Which raises an uncomfortable question: how did Exodus manage to release another album with such mediocre production in 1987, at a time when the rest of the metal world had already figured out how to make heavy records sound powerful?
Maybe part of the answer lies in the band itself. Pleasures of the Flesh was the first Exodus album to feature Steve "Zetro" Souza after the departure — and later tragic death — of Paul Baloff. To me, Zetro is, without question, a far more competent vocalist. His vocals are an acquired taste — but so are Bobby Blitz's. So what? In theory, this should have been an upgrade.
Unfortunately, better vocals can’t fix weaker songwriting.

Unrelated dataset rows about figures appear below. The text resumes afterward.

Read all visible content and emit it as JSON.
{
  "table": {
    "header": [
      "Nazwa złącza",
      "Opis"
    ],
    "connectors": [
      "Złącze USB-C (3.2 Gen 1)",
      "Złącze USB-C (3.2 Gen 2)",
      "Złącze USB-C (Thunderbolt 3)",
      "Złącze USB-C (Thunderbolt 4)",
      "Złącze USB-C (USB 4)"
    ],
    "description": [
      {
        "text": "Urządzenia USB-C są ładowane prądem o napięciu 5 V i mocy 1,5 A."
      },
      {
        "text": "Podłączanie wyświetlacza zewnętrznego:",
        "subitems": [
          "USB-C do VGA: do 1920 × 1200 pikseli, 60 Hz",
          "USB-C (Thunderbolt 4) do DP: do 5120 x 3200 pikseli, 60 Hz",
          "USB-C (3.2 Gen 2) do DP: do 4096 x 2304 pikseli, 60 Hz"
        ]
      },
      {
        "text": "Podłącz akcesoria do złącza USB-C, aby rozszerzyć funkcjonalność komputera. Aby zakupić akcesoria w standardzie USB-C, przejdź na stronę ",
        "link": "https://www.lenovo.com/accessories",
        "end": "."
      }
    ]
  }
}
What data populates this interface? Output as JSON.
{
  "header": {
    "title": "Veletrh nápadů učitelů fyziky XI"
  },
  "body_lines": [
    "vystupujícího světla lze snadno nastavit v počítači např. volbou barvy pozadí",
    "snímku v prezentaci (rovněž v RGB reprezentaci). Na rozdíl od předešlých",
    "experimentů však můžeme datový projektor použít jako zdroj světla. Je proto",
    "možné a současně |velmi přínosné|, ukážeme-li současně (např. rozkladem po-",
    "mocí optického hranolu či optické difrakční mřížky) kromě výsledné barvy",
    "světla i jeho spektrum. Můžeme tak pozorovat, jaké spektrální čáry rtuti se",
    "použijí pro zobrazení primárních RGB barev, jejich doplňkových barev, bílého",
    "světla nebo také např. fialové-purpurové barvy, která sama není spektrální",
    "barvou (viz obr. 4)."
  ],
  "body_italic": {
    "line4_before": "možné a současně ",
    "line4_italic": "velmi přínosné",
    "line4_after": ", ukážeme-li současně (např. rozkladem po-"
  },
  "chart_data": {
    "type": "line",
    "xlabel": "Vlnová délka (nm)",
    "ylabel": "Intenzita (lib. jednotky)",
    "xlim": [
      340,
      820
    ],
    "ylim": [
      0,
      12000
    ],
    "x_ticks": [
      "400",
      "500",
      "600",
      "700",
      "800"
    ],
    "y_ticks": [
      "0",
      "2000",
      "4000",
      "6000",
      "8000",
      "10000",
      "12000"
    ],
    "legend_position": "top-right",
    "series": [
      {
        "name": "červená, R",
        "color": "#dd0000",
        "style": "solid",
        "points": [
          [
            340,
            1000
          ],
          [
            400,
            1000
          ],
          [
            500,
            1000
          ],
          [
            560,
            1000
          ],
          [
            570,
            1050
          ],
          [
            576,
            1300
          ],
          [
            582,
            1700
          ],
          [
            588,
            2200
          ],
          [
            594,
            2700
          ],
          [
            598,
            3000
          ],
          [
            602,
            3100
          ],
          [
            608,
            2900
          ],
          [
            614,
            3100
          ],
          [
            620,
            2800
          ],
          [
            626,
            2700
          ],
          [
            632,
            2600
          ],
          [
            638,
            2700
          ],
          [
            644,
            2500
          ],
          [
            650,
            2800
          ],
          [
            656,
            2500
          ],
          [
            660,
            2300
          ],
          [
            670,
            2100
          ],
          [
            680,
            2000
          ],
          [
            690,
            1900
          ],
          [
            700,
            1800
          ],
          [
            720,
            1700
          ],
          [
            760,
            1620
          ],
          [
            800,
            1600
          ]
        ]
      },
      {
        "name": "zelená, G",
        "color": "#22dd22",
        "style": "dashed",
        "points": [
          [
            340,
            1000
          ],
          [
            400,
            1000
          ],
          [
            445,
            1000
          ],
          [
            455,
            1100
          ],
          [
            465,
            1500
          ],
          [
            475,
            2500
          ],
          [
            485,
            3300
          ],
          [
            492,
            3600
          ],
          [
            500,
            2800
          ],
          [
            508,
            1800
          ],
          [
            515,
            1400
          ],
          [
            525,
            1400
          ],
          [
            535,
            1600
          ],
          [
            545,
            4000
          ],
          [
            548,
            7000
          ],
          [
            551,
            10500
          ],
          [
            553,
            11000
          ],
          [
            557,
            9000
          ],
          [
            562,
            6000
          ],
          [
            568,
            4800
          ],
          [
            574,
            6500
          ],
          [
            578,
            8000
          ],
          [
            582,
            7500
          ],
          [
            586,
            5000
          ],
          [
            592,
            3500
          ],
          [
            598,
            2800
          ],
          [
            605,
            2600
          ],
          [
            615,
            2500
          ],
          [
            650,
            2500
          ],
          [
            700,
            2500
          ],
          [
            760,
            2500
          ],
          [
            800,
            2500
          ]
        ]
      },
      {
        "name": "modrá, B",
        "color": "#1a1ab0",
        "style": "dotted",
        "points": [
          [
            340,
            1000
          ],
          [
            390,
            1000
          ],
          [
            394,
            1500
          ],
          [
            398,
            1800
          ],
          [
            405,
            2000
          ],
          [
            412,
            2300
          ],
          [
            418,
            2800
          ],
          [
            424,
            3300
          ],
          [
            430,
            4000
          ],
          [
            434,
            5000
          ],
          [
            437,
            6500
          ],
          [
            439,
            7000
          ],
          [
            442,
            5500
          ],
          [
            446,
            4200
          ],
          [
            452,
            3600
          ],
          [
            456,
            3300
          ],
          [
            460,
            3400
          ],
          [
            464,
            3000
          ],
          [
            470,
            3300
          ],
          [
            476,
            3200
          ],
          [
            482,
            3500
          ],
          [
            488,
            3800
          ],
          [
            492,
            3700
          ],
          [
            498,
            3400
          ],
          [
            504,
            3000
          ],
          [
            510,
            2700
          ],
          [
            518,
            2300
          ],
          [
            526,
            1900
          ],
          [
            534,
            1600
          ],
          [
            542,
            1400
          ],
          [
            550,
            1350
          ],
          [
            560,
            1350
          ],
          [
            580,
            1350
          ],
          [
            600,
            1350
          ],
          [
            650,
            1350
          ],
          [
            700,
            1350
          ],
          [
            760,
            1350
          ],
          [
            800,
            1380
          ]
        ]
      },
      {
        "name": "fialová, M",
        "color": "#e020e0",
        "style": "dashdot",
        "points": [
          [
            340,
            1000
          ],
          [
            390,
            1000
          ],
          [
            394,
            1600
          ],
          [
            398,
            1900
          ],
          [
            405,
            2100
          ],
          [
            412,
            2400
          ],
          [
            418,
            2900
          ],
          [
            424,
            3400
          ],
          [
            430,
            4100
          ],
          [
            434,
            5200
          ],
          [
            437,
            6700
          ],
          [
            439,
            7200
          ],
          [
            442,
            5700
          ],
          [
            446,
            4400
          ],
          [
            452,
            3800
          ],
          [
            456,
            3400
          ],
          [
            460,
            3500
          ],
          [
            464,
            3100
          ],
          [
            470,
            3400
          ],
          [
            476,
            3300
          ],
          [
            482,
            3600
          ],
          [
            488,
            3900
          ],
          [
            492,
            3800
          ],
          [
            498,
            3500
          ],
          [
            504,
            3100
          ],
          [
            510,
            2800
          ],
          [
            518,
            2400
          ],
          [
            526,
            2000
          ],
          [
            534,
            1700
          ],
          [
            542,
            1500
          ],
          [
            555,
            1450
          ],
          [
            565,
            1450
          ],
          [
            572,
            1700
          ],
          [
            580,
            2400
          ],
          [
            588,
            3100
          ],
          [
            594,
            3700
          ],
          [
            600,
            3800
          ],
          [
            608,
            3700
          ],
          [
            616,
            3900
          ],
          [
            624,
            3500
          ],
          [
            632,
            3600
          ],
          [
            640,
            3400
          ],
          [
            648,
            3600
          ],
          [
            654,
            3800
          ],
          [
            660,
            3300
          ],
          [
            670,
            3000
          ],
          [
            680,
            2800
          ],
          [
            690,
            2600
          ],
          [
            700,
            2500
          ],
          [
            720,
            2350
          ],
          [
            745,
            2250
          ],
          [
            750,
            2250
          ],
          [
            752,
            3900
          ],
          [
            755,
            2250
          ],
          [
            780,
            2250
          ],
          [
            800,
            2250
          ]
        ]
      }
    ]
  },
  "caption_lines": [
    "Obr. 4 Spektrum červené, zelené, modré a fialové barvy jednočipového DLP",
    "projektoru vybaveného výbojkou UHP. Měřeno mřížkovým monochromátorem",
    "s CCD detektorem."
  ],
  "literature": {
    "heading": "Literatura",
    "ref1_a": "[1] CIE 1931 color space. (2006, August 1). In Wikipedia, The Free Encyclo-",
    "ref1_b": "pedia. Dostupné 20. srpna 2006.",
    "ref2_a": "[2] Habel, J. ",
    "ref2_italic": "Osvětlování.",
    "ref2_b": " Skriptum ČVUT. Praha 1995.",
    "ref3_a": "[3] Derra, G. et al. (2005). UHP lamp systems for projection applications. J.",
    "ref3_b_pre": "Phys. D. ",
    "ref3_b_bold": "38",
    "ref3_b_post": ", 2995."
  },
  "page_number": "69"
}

Where Bonded by Blood felt dangerous, unpredictable, and packed with riffs that could start a pit within seconds, Pleasures of the Flesh often feels like a band trying to recreate that same formula without quite finding the same spark. The riffs from Gary Holt are still fast and aggressive, but they are ordinary. Tracks blur together, tempos remain high but predictable, and the album rarely delivers the kind of moments that make you stop and think, “This kicks some serious ass.”
I tried many times to listen to this album and find something hidden — to have a eureka moment or something like that. But no. Nothing here. Maybe a few moments in Brain Dead and the intro of the title track. And that’s all.
And you know what’s even worse? Like I said before, this album was released during a period when the genre was producing absolute masterpieces. So, when your contemporaries are releasing records like Master of Puppets, Reign in Blood, and Peace Sells... but Who's Buying?, Pleasures of the Flesh feels like an embarrassment.
For a band that helped define the Bay Area thrash scene, this should have been the moment to prove they could stand shoulder to shoulder with the giants. Instead, Pleasures of the Flesh mostly proves that even pioneers can fall a step behind.